Harry est un jeune interne dans un hôpital de la Nouvelle-Orléans. Il n’a jamais connu l’amour. Charlotte est une artiste manquée qui s’étiole dans un milieu de créateurs velléitaires aux audaces convenues et auprès d’un mari complaisant et sans relief. Elle a deux enfants dont nous ne saurons rien.

La jeune femme exerce une étrange fascination. Voici comment elle apparaît à Harry la première fois qu’il la rencontre : « (…) une jeune femme de moins de vingt-cinq ans, vêtue d’une robe en coton imprimé, avec un visage qui ne prétendait pas à la beauté et n’était même pas maquillé à l’exception de la grand bouche passée au rouge et une cicatrice longue d’un pouce qui lui marquait la joue. (…) Maintenant, elle le regardait et il vit que ses yeux n’étaient pas noisettes mais jaunes, comme des yeux de chat, et qu’elle le dévisageait fixement avec un regard dont l’intensité excédait la simple effronterie, où la spéculation excédait la fixité. Il lui répondit. Puis il ajouta, sans avoir l’intention de se dire, sans même savoir qu’il allait le dire, et il lui semblait se noyer, vouloir et volonté, dans le regard jaune : « c’est mon anniversaire. J’ai vingt-sept ans ».

Le jeune interne est pétri de conformisme, avide de respectabilité : son impécuniosité est un premier prétexte pour refuser l’amour ; pas de couple respectable sans argent. Mais, il découvre un portefeuille dans une poubelle : la somme rondelette qu’il contient fait sauter l’obstacle entre cette espèce de passivité agissante qui le meut et la volonté farouche de Charlotte qui a choisi Harry comme objet d’un amour qu’elle imagine pouvoir façonner à l’image de cette œuvre d’art qu’elle poursuit sans jamais pouvoir l’atteindre. « J’aime faire l’amour et fabriquer des choses avec les mains » dit-elle. De ses doigts habiles et inlassables sortent des statuettes « bizarres, fantastiques et perverses » qui ne la satisfont jamais, échouant à saisir  le mouvement qui la fascine. Harry et Charlotte  deviennent amants et quittent tout.

Repli en une autarcie radicale hors du temps (les deux amants vivent au bord d’un lac et épuisent lentement leur réserve de boites de conserve) et tentative de réinscription dans le monde et sa temporalité sans jamais trouver de point d’équilibre, rythment cette passion étrange où s’expriment la domination furieuse de Charlotte et la passivité malléable et distanciée d’Harry, empêtré dans une logique d’échec et de culpabilité masochiste. Dépourvue de tendresse et de sensualité, cette passion exhale un parfum de mort que rappelle avec insistance le vent noir qui agite d’un bruit sec les branches des palmiers de la plage toute proche du bungalow où les deux amants viennent échouer au terme de leur périple.

Vieux père est un récit composé après coup et qui vient s’intercaler entre les différents chapitres des Palmiers sauvages.
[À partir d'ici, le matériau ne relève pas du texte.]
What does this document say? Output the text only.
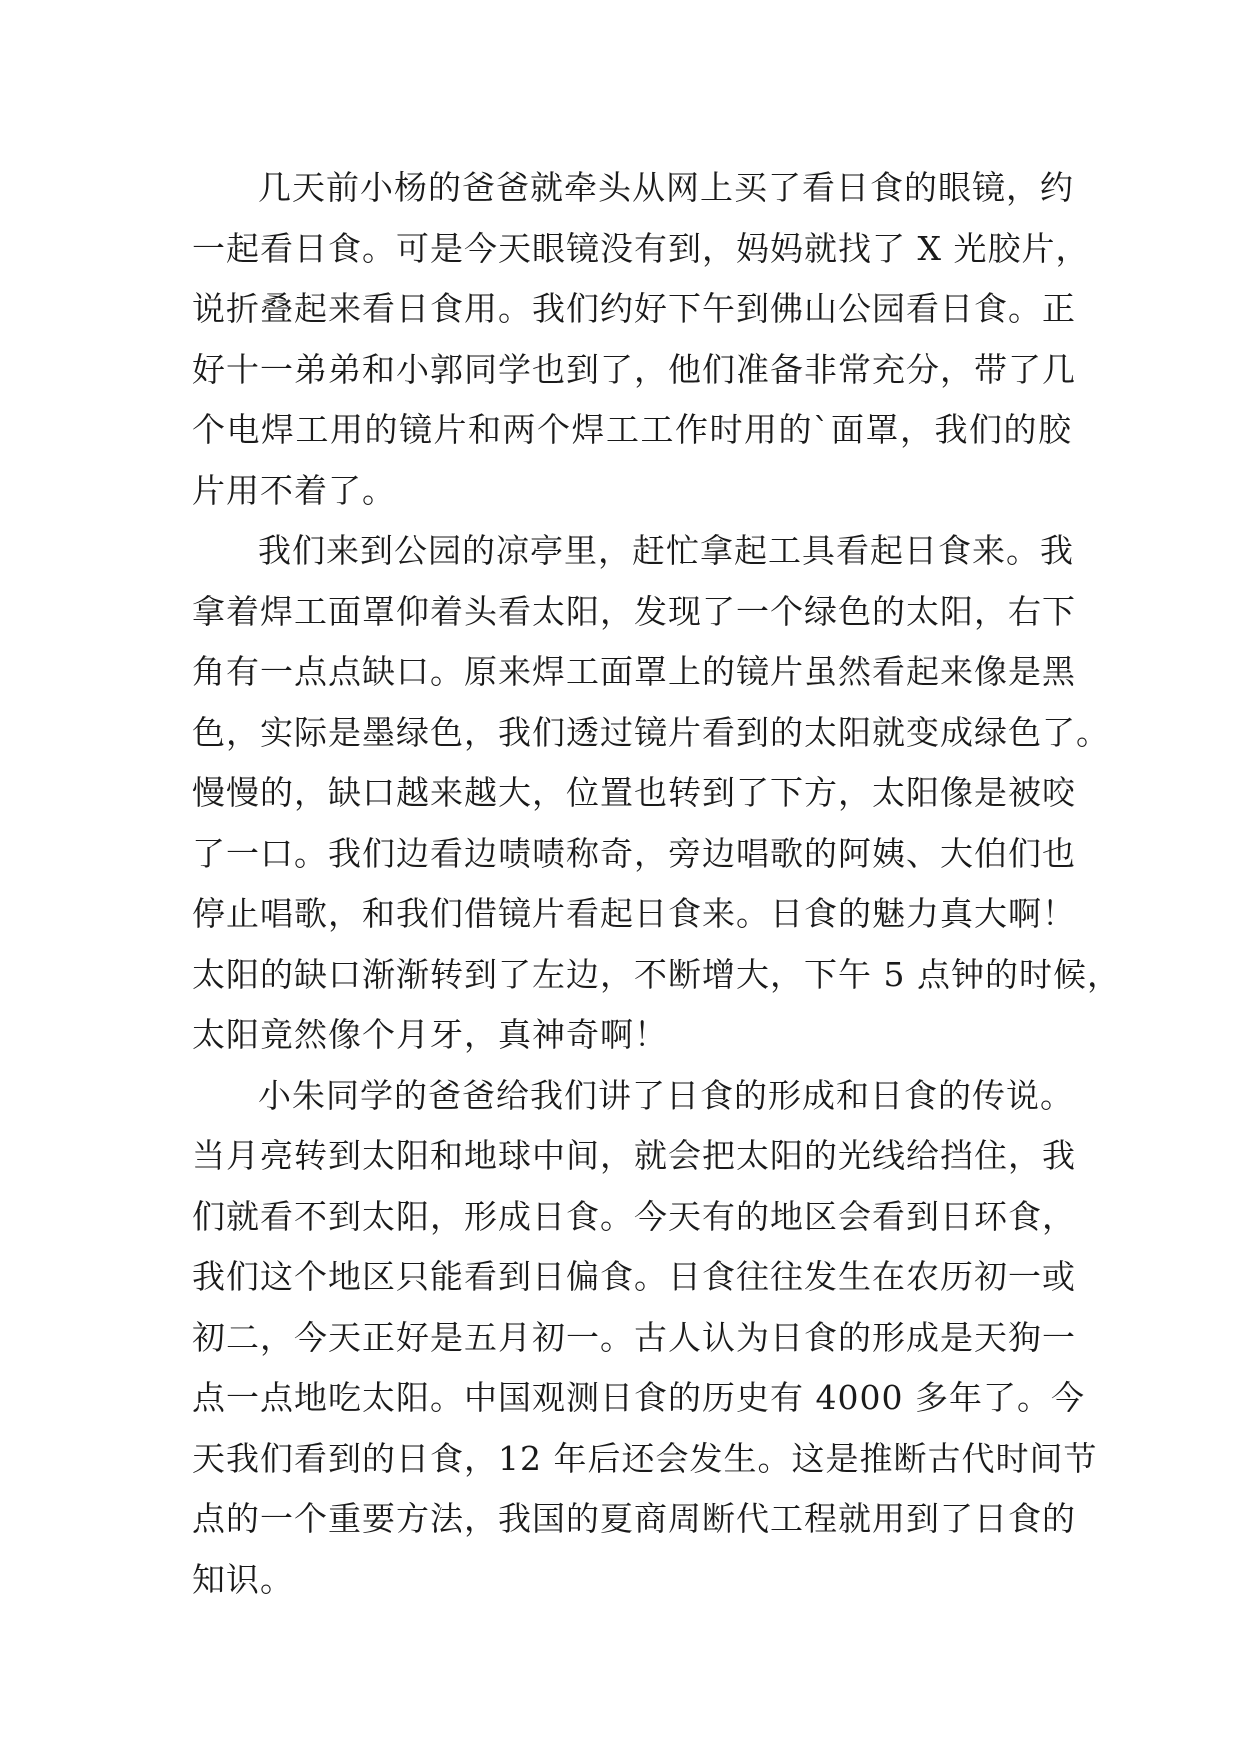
几天前小杨的爸爸就牵头从网上买了看日食的眼镜，约
一起看日食。可是今天眼镜没有到，妈妈就找了 X 光胶片，
说折叠起来看日食用。我们约好下午到佛山公园看日食。正
好十一弟弟和小郭同学也到了，他们准备非常充分，带了几
个电焊工用的镜片和两个焊工工作时用的`面罩，我们的胶
片用不着了。
我们来到公园的凉亭里，赶忙拿起工具看起日食来。我
拿着焊工面罩仰着头看太阳，发现了一个绿色的太阳，右下
角有一点点缺口。原来焊工面罩上的镜片虽然看起来像是黑
色，实际是墨绿色，我们透过镜片看到的太阳就变成绿色了。
慢慢的，缺口越来越大，位置也转到了下方，太阳像是被咬
了一口。我们边看边啧啧称奇，旁边唱歌的阿姨、大伯们也
停止唱歌，和我们借镜片看起日食来。日食的魅力真大啊！
太阳的缺口渐渐转到了左边，不断增大，下午 5 点钟的时候，
太阳竟然像个月牙，真神奇啊！
小朱同学的爸爸给我们讲了日食的形成和日食的传说。
当月亮转到太阳和地球中间，就会把太阳的光线给挡住，我
们就看不到太阳，形成日食。今天有的地区会看到日环食，
我们这个地区只能看到日偏食。日食往往发生在农历初一或
初二，今天正好是五月初一。古人认为日食的形成是天狗一
点一点地吃太阳。中国观测日食的历史有 4000 多年了。今
天我们看到的日食，12 年后还会发生。这是推断古代时间节
点的一个重要方法，我国的夏商周断代工程就用到了日食的
知识。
Il raconte l’odyssée d’un forçat envoyé en barque, sur les flots furieux du Mississippi, au secours d’habitants en péril lors de la grande crue de 1927.

En s’ouvrant sur les mots « Il était une fois », l’épopée du forçat sur le « Père des eaux », a d’emblée la connotation d’un mythe, d’une nouvelle genèse, la grande crue prenant les allures du déluge biblique : « Il faisait nuit noire maintenant. C’est-à-dire que la nuit était complètement tombée, le ciel gris s’était dissous et évaporé, et cependant, par une sorte de renversement pervers, la visibilité de la surface des eaux s’était accrue d’autant, comme si la lumière de l’air que la pluie de l’après-midi avait balayée s’était rassemblée sur les eaux comme l’avait fait la pluie elle-même, si bien que maintenant le flot jaune s’étalait devant lui, presque phosphorescent, jusqu’au point même où cessait la vision ».

Voulu par Faulkner comme un contrepoint au premier récit, Vieux Père m’apparaît davantage comme une sorte de basse continue ou même une sorte de « storyboard » métaphorique des Palmiers sauvages.

Les deux récits témoignent d’une double malédiction.
Tout d’abord celle des deux amants : lui en nouvel Adam (« Alors, Adam ? dit-elle ») ; elle, en Lilith d’un nouveau genre (« J’ai été attiré dans un paradis d’imbécile par une vieille putain ; j’ai été étouffé et dépouillé de ma force et de ma volonté pour la vieille et lasse Lilith de l’année »).

Cette allusion à l’un des personnages les plus fugaces de l’Ancien testament (Une ligne dans le livre d’Isaïe) n’est pas gratuite. Lilith est un démon féminin de la tradition juive. Dans les légendes sémites, elle est présentée comme la première femme d’Adam D’après la Kabbale, elle refusait dans l’acte sexuel qu’Adam fut au-dessus d’elle. Devant l’obstination machiste d’Adam elle quitta le Paradis terrestre. Dieu la condamna à voir mourir chaque jour une centaine de ses enfants (la gueuse était très prolifique). Rendue enragée par ce cruel verdict, Lilith se jura de dévorer tous les nouveau-nés qu’elle pourrait. Charlotte est bien une nouvelle Lilith : dominatrice dans ses rapports sexuels avec Harry, sa conception d’un amour parfait et absolu oppose passion et génération et confine à un désir de mort et d’anéantissement, un refus de la vie. « Lorsque les gens s’aiment fort, s’aiment vraiment, ils n’ont pas d’enfants, la semence se consume dans l’amour, la passion ».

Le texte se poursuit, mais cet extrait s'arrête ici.